Obama’s comments about the ATF — “they have been portrayed as trying to take people’s guns away as opposed to trying to make sure that the laws are enforced” — could just as easily have described how the president believes his opponents view him.

But on gun control, he can’t even pick a fight. At least not in person.

The NRA declined CNN’s invitation to participate in Thursday night’s town hall.

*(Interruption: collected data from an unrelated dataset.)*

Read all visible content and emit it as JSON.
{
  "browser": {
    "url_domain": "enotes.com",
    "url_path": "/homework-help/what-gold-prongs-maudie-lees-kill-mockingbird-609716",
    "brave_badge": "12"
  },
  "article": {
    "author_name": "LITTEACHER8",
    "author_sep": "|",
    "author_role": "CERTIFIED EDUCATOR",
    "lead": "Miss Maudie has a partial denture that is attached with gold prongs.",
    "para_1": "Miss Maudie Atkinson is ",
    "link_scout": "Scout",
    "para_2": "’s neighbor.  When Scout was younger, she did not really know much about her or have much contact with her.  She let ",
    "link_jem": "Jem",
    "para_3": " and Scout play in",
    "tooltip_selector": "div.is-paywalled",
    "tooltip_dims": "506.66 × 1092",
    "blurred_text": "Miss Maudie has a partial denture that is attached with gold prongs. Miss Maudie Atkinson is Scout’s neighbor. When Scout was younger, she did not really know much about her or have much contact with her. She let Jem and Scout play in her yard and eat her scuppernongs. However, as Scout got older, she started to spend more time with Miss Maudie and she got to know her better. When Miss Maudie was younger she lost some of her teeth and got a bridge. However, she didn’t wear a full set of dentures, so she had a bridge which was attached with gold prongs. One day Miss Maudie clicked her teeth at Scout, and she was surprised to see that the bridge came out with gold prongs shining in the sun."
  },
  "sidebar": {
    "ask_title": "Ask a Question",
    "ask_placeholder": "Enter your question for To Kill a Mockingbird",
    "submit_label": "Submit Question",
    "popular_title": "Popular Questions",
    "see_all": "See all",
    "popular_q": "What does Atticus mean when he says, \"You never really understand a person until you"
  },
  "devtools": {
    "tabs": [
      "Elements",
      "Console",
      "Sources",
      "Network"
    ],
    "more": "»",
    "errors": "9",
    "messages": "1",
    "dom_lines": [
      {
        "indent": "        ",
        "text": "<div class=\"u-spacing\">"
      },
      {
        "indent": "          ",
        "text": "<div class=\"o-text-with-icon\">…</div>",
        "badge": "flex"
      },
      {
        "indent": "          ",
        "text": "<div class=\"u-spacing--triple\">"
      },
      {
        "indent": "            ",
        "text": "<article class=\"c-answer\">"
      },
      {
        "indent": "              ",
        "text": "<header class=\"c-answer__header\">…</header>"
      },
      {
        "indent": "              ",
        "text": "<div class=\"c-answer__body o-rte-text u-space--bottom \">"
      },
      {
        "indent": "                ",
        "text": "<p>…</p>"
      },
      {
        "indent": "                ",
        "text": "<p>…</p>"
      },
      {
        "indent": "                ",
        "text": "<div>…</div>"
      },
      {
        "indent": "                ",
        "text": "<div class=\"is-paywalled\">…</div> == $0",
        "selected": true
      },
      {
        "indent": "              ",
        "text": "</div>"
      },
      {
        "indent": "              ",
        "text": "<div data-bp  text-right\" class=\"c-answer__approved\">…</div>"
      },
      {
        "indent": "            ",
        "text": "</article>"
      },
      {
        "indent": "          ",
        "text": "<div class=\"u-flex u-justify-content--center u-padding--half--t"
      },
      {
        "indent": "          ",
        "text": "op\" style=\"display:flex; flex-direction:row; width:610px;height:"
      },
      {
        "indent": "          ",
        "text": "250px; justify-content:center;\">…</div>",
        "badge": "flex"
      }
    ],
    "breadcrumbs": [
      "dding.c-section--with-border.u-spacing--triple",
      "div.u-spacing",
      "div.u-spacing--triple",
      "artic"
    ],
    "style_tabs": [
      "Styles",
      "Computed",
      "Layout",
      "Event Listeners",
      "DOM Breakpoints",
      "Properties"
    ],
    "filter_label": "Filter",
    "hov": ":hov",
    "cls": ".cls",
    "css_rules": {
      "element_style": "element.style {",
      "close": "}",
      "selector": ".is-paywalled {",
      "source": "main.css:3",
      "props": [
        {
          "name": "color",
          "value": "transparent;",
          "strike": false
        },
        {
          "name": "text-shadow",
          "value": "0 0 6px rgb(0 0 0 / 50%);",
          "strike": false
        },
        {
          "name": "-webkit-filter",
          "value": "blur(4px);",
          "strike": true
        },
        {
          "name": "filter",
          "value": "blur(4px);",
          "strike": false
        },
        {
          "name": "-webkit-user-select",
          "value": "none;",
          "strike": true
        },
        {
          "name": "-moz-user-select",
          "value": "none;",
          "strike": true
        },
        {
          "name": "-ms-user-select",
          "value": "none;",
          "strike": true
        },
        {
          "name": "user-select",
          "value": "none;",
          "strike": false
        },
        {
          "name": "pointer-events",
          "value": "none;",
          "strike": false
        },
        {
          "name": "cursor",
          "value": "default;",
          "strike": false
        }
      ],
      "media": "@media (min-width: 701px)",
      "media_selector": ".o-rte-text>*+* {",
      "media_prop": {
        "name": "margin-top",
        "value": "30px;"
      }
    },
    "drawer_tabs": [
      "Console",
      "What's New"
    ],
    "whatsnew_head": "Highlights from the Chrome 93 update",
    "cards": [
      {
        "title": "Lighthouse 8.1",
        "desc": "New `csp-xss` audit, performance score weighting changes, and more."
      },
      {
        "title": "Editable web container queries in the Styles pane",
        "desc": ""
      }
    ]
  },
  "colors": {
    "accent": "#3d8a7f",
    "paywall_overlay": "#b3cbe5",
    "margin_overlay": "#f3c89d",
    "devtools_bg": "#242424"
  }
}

And at the same time Obama ripped them, chief NRA lobbyist Chris Cox was appearing on Fox News, hammering Obama in an interview with Megyn Kelly.

When host Megyn Kelly asked whether Cox would take Obama up on his offer to meet with the NRA, Cox responded: “And talk about what, Megyn? … He doesn’t support the individual right to own a firearm.”

5. The tears of Sandy Hook

When CNN played the clip of Obama shedding tears during a White House speech this week over the deaths of elementary-school children in Newtown, Connecticut, five years ago, Obama admitted he surprised himself with the show of emotion.

That massacre, though, crystallized the gun battle in Obama’s mind — and shows why he’ll never drop it, no matter the politics.

“It’s the only time I’ve ever seen Secret Service cry, on duty,” Obama said.

“It continues to haunt me. It was one of the worst days of my presidency.”